Farewell Electoral College, Hello NPV

Article by Victor Hinojosa, TPT Staff Writer


The Electoral College; the system that chooses the President of the United States every four years. For the length that our nation has been on this Earth, we have elected our Commander-in-Chief in a very simplistic system—538 members from all 50 states, including DC, cast their votes for our next President and only  270 votes are needed to win. To most Americans, that’s just the way it’s always been. We go out to the polls and cast our ballot; simple. In reality, this “college” was just one of the many compromises made in 1787 that has worn out its use. This system makes it possible for a candidate to win a majority of the electoral votes without winning the popular vote, happening a whopping five times during the history of national elections. This “college” also was based on the racist 3/5th Clause of the Constitution- leading southern states to artificially inflate their electoral votes and influence election after election. Finally, in modern times, it leads candidates to just focus on a few states that are crucial in winning an election. Over the centuries, we have seen many efforts to alter or abolish the Electoral College, with various degrees of success, but one stands out the most: The National Popular Interstate Compact, the plan to drastically change the Electoral College forever. 

Image via National Popular Vote

The National Popular Vote Interstate Compact, “NPV” for short, is a way to constitutionally alter the electoral college to work more like a popular vote. The NPV main point stems from the Constitution itself. Article II Section I Clause II states that the electors of the College shall be chosen by the state legislatures. The NPV basically uses this part to its advantage. If the states can choose any electors for president, then why not attach a state's electors to the national popular vote? This basically locks the Electoral College within its own boundaries and forces states within the pact to push its electoral votes to the national popular vote winner. The pact is only able to be enforced when at least 270 total electoral votes from any total number of states get reached; until then, it has no legal validity. If it was able to just even reach half of that goal, let’s say, 100 electoral votes— it would have a considerable  amount of electoral power to wield, but there would still be 438 votes at stake. That’s far enough for another candidate to use without any of the other 100, and it might lead to political suicide if just a few states invoke NPV if their populations chooses the other candidate— the states would have no valid excuse to this if less then the necessary amount to win a presidential election isn’t even there. In quick review, the NPV is a legal contract between states that control the electoral college within the confines of its own legal rulebook: the Constitution. This pact will use the words in the Constitution to let the “sign here” states, once it reaches 270 electoral votes, to instruct the legislatures to slate electors in tune with the national popular vote. 

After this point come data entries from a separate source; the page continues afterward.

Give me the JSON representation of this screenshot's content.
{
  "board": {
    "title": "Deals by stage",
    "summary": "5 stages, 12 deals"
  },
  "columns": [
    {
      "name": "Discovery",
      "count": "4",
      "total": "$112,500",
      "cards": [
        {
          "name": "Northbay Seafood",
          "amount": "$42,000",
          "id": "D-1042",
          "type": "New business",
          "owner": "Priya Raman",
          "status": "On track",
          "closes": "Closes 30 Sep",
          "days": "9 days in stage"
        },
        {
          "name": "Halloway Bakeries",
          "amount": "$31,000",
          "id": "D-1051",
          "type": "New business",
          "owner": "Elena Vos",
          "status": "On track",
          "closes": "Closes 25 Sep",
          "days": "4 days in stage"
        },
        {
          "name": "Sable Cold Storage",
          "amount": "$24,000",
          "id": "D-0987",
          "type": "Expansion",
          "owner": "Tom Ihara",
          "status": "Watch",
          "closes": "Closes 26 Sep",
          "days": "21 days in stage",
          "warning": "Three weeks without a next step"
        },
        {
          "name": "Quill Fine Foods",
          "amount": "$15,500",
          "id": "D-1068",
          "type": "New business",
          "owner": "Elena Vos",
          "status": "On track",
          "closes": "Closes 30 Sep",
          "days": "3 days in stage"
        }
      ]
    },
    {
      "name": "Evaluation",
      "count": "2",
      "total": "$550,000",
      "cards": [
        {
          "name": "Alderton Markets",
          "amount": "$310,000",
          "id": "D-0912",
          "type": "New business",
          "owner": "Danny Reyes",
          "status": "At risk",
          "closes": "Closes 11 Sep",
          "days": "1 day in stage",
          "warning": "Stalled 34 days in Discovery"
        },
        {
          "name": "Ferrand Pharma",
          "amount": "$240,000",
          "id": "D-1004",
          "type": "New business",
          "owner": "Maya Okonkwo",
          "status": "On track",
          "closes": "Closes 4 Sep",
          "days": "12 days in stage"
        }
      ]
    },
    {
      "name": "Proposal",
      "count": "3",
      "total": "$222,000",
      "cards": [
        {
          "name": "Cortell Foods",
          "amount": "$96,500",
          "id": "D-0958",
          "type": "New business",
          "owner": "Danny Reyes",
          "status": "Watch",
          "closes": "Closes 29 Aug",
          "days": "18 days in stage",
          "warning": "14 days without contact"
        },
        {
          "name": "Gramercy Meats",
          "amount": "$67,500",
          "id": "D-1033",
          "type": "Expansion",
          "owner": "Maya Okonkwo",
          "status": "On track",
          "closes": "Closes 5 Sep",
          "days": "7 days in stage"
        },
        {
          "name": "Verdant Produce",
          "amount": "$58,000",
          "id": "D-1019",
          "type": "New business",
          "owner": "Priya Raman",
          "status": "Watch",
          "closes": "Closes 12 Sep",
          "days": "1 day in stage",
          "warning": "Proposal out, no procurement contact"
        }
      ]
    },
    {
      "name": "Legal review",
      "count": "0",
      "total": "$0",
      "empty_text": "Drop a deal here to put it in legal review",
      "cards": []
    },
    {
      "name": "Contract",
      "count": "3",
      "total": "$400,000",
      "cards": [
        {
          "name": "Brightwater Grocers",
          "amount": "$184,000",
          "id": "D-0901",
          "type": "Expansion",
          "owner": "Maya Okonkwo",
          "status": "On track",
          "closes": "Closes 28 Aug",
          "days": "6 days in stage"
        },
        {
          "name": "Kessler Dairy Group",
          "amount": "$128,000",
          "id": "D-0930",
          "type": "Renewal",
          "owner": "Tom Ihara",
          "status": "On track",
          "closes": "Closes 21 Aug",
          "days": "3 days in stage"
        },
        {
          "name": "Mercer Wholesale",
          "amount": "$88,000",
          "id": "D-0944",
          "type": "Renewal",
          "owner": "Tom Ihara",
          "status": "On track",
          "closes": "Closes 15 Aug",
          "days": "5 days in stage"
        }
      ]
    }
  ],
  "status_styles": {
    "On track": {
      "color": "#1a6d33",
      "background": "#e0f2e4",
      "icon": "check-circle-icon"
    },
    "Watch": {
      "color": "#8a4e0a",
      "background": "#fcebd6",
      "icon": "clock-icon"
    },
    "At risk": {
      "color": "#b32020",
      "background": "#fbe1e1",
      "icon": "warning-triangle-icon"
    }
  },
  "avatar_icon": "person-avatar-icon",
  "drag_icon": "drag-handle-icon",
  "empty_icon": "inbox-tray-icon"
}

The NPV is one step forward towards the popular selection of the president. This pact reflects what the American public and the world presume of the American system of government; a step closer to fulfilling our intended cradle of democracy. The NPV cuts the problems of the Electoral College, from the minority of voters choosing the president to making American elections just a bit more democratic; it jails the Electoral College, making it work for the American people and not for the political strategists who play their cards right. As the pact keeps getting more and more states (195 electoral votes as of 2022), we can practically smell the newscaster projecting the new President-elect, chosen by the majority of voters. At the end of the day, we need the NPV— for the Electoral College, with its racist roots is at its deathbed, for the voice of the voter shouts louder than a bunch of dead white men from the 18th Century. 

Bye-bye Electoral College— we will never miss you.


The views articulated in this piece are the writer’s own, and do not reflect the official stances of The Progressive Teen or HSDA at large.